Tapi dia lagi berdiri sama **Sam**. Darah gue mendidih di pembuluh darah. Dia milik gue. Gue pastiin **Sam** menderita. Gue mau ngebunuh dia, tapi sekarang gue bakal bikin dia menderita.
.
.
.
.
.
Dia masih di sel bawah tanah gue.
POV **Zoe**..
"Bye **Mama**," kata gue sambil keluar dari mobil.
"Hati-hati ya, sayang.
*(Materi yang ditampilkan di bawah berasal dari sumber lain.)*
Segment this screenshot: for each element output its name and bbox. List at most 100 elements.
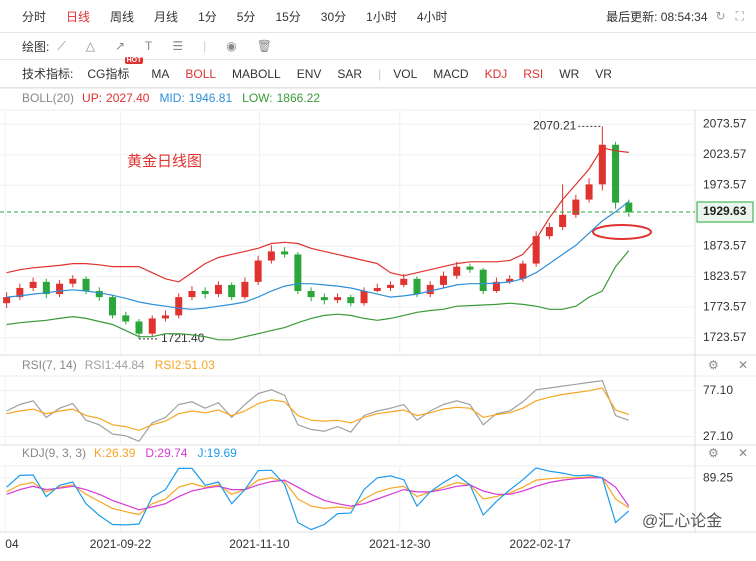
candle-body bbox=[42, 281, 50, 295]
draw-tool[interactable]: ☰ bbox=[172, 39, 184, 53]
indicator-tab[interactable]: RSI bbox=[523, 66, 544, 81]
indicator-bar: 技术指标: CG指标 HOT MA BOLL MABOLL ENV SAR | VOL MACD KD… bbox=[0, 57, 756, 88]
candle-body bbox=[545, 227, 553, 237]
candle-body bbox=[466, 266, 474, 270]
candle-body bbox=[413, 278, 421, 295]
indicator-tab[interactable]: ENV bbox=[296, 66, 322, 81]
indicator-tab[interactable]: WR bbox=[559, 66, 580, 81]
close-button: ✕ bbox=[738, 446, 748, 460]
candle-body bbox=[506, 278, 514, 282]
period-tab[interactable]: 4小时 bbox=[416, 9, 448, 24]
candle-body bbox=[214, 284, 222, 295]
legend-name: K: bbox=[94, 446, 105, 460]
series-line bbox=[6, 201, 630, 310]
candle-body bbox=[307, 291, 315, 298]
period-tab[interactable]: 30分 bbox=[320, 9, 347, 24]
indicator-tab[interactable]: VR bbox=[595, 66, 612, 81]
y-tick-label: 2023.57 bbox=[703, 147, 747, 161]
period-tab[interactable]: 5分 bbox=[236, 9, 256, 24]
series-line bbox=[6, 476, 630, 516]
period-tab[interactable]: 15分 bbox=[275, 9, 301, 24]
indicator-tab[interactable]: MA bbox=[151, 66, 170, 81]
candle-body bbox=[82, 278, 90, 292]
candle-body bbox=[122, 315, 130, 322]
draw-tool[interactable]: ⟋ bbox=[57, 38, 66, 53]
period-tab[interactable]: 日线 bbox=[66, 9, 91, 24]
candle-body bbox=[387, 284, 395, 288]
x-tick-label: 2021-11-10 bbox=[229, 537, 290, 551]
indicator-tab[interactable]: CG指标 HOT bbox=[87, 57, 144, 81]
indicator-name: KDJ(9, 3, 3) bbox=[22, 446, 86, 460]
candle-body bbox=[16, 287, 24, 298]
indicator-name: BOLL(20) bbox=[22, 91, 74, 105]
legend-name: UP: bbox=[82, 91, 102, 105]
x-tick-label: 2021-12-30 bbox=[369, 537, 431, 551]
candle-body bbox=[56, 283, 64, 295]
y-tick-label: 2073.57 bbox=[703, 116, 747, 130]
candle-body bbox=[29, 281, 37, 288]
y-tick-label: 1773.57 bbox=[703, 299, 747, 313]
period-tab[interactable]: 1小时 bbox=[366, 9, 397, 24]
legend-value: 26.39 bbox=[105, 446, 135, 460]
legend-name: RSI1: bbox=[85, 358, 115, 372]
draw-tool[interactable]: △ bbox=[85, 39, 95, 53]
watermark: @汇心论金 bbox=[642, 512, 722, 530]
update-time: 最后更新: 08:54:34 bbox=[606, 9, 708, 24]
candle-body bbox=[254, 260, 262, 282]
draw-tool[interactable]: T bbox=[145, 39, 153, 53]
period-tab[interactable]: 周线 bbox=[110, 9, 135, 24]
candle-body bbox=[453, 266, 461, 276]
x-tick-label: 2022-02-17 bbox=[509, 537, 571, 551]
candle-body bbox=[585, 184, 593, 200]
indicator-name: RSI(7, 14) bbox=[22, 358, 77, 372]
y-tick-label: 77.10 bbox=[703, 383, 733, 397]
candle-body bbox=[598, 144, 606, 185]
y-tick-label: 1973.57 bbox=[703, 177, 747, 191]
candle-body bbox=[320, 297, 328, 301]
indicator-tab[interactable]: SAR bbox=[337, 66, 363, 81]
legend-name: J: bbox=[197, 446, 206, 460]
indicator-tab[interactable]: MABOLL bbox=[232, 66, 281, 81]
candle-body bbox=[161, 315, 169, 319]
candle-body bbox=[334, 297, 342, 301]
indicator-tab[interactable]: MACD bbox=[433, 66, 469, 81]
candle-body bbox=[400, 278, 408, 285]
draw-tool[interactable]: ↗ bbox=[114, 39, 126, 53]
indicator-label: 技术指标: bbox=[22, 67, 74, 81]
panel-header-bg bbox=[0, 445, 756, 466]
legend-name: RSI2: bbox=[155, 358, 185, 372]
separator: | bbox=[378, 66, 382, 81]
candle-body bbox=[559, 214, 567, 228]
draw-tool[interactable]: 🗑 bbox=[256, 39, 272, 53]
candle-body bbox=[519, 263, 527, 279]
refresh-button[interactable]: ↻ bbox=[715, 9, 726, 23]
candle-body bbox=[188, 291, 196, 298]
series-line bbox=[6, 387, 629, 431]
candle-body bbox=[347, 297, 355, 304]
legend-value: 29.74 bbox=[157, 446, 187, 460]
y-tick-label: 89.25 bbox=[703, 470, 733, 484]
draw-tool[interactable]: ◉ bbox=[226, 39, 237, 53]
indicator-tab[interactable]: VOL bbox=[393, 66, 418, 81]
y-tick-label: 27.10 bbox=[703, 429, 733, 443]
candle-body bbox=[95, 291, 103, 298]
legend-value: 1866.22 bbox=[277, 91, 321, 105]
candle-body bbox=[426, 284, 434, 295]
candle-body bbox=[479, 269, 487, 292]
period-tab[interactable]: 月线 bbox=[154, 9, 179, 24]
x-tick-label: 04 bbox=[5, 537, 19, 551]
indicator-tab[interactable]: KDJ bbox=[484, 66, 508, 81]
series-line bbox=[6, 250, 630, 341]
period-tab[interactable]: 分时 bbox=[22, 9, 47, 24]
series-line bbox=[6, 379, 630, 443]
candle-body bbox=[109, 297, 117, 316]
y-tick-label: 1873.57 bbox=[703, 238, 747, 252]
period-tab[interactable]: 1分 bbox=[198, 9, 217, 24]
candle-body bbox=[241, 281, 249, 298]
legend-value: 19.69 bbox=[207, 446, 237, 460]
series-line bbox=[6, 467, 630, 531]
candle-body bbox=[3, 297, 11, 304]
fullscreen-button[interactable]: ⛶ bbox=[735, 8, 744, 23]
candle-body bbox=[175, 297, 183, 316]
indicator-tab[interactable]: BOLL bbox=[185, 66, 217, 81]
Dan inget peraturannya," kata dia.
"Tenang aja, dia kan sekarang di bawah perlindungan gue. Lo boleh pergi," kata **Kristal**. Gue gak tau dia berdiri di belakang gue.
Gue masuk rumah, terus **Mama** pergi. Perhatian banget.
"Lo telat banget," **Kristal** protes.
"Maaf, ketiduran," gue minta maaf.
"Ayo, siap-siap. Kita harus pergi," dia nyuruh gue masuk kamar.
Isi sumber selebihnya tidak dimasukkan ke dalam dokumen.